I was inspired to write this blog after reading an article: “'Evolutionary Fitness' diet is so easy, even a caveman can do it.” It can be summarized by the following comic:
What cavemen did and eat is most speculated or researched by specialists who “see” the diet in bone construction and tidbits of culture found throughout the ages, but another article [Geoff Tansey and Tony Worsley, “Modern Food: Where did it come from?”], as described by a classmate in an earlier blog entry [“How foods development has changed us” on Tuesday, March 23rd of 2010], creates a vision of the past. Our control of Mother Nature has resulted in a dependency on a specific food, as explained by a video also posted by a classmate in an earlier blog entry (Tuesday, March 16th of 2010).
Bioregionalism, on the other hand, is the ecological-social idea of sustainability. “Bioregionalism” was a term coined by Peter Berg in the 1970s to define “an environmental perspective that emphasizes action over protest, lifestyle over legislation.” His term was meant to educate folks that natural systems on Earth should be maintained and eventually restored to help repopulate natural species. Today, as indicated by the “Modern Food” article, humans have “gained control over the production of food” through multiple regimes that have resulted in a corporation regime where a few people have control of many food resources.
So consider: The “average plate of food travels about 1500 miles” and a “Hawaiian sugar packet – 10,000 miles (for packaging, despite the fact that sugar cane might be grown nearby).” [This information was provided by classmate’s presentation.] Bioregionalism raises awareness about the true cost of our food (GHG emissions on top of the cost you, as the consumer, pays for), whose responsibility it is to consider that cost (AKA the current food system), and to help promote change to humans don’t destroy the only world we have so far.

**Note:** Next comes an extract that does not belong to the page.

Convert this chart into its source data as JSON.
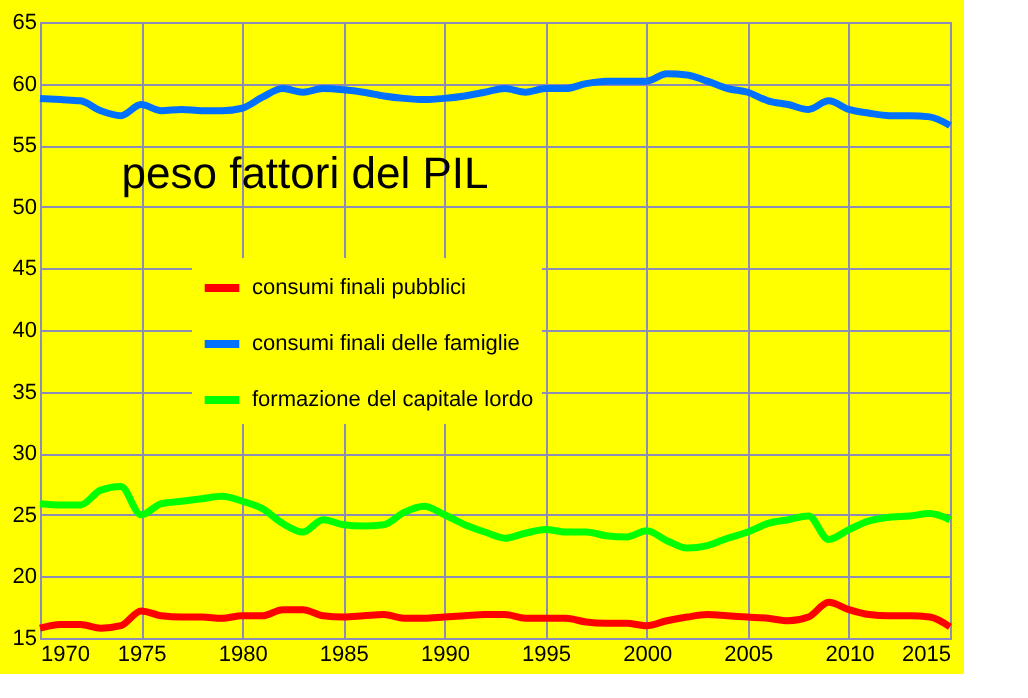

As I mentioned before my solution is to return back to the caveman. Though this article doesn’t mention it, there is another term for what cavemen used to do: “locavorism”. This means that a person eats within a 100 mile radius so that the money stays within the community and strengthens the bioregional community. Therefore, the money would go to the farmers in the region. This diet would mostly keep up with the seasons – so the consumer would eat foods that are fresh and not shipped from other climates – and would encourage a healthier diet that does not consist of mostly high fructose corn syrup.
One family has succeeded in following this diet! In Animal, Vegetable, Miracle, Barabara Kingsolver farmed their own food and bought from 100 mi radius. (Though each family member had one “cheat” food.) Within this book she discusses several flaws to bioregionalism: that it wasn’t ideal to follow the localvorism diet in Virginia due to urban sprawl; that farming experience would be difficult for average population who would need to educate themselves prior to attempting this diet. [I would like to thank another classmate in part for using this as an example in his presentation for bioregionalism!]
So what’s the only other alternative? One classmate stated: there is “only change [when there’s] a complete disruption in the system.” The overhaul for the existing food system would be difficult, especially to implement another system since some regions cannot support a bioregionalism system. On top of that there’s no incentive to change. With rising gas prices and increasing eco-social awareness the consumer can change the current food system to work for you, but first, we, as the consumer, need to not support the current system. Will you help the new movement grow in strength or should you?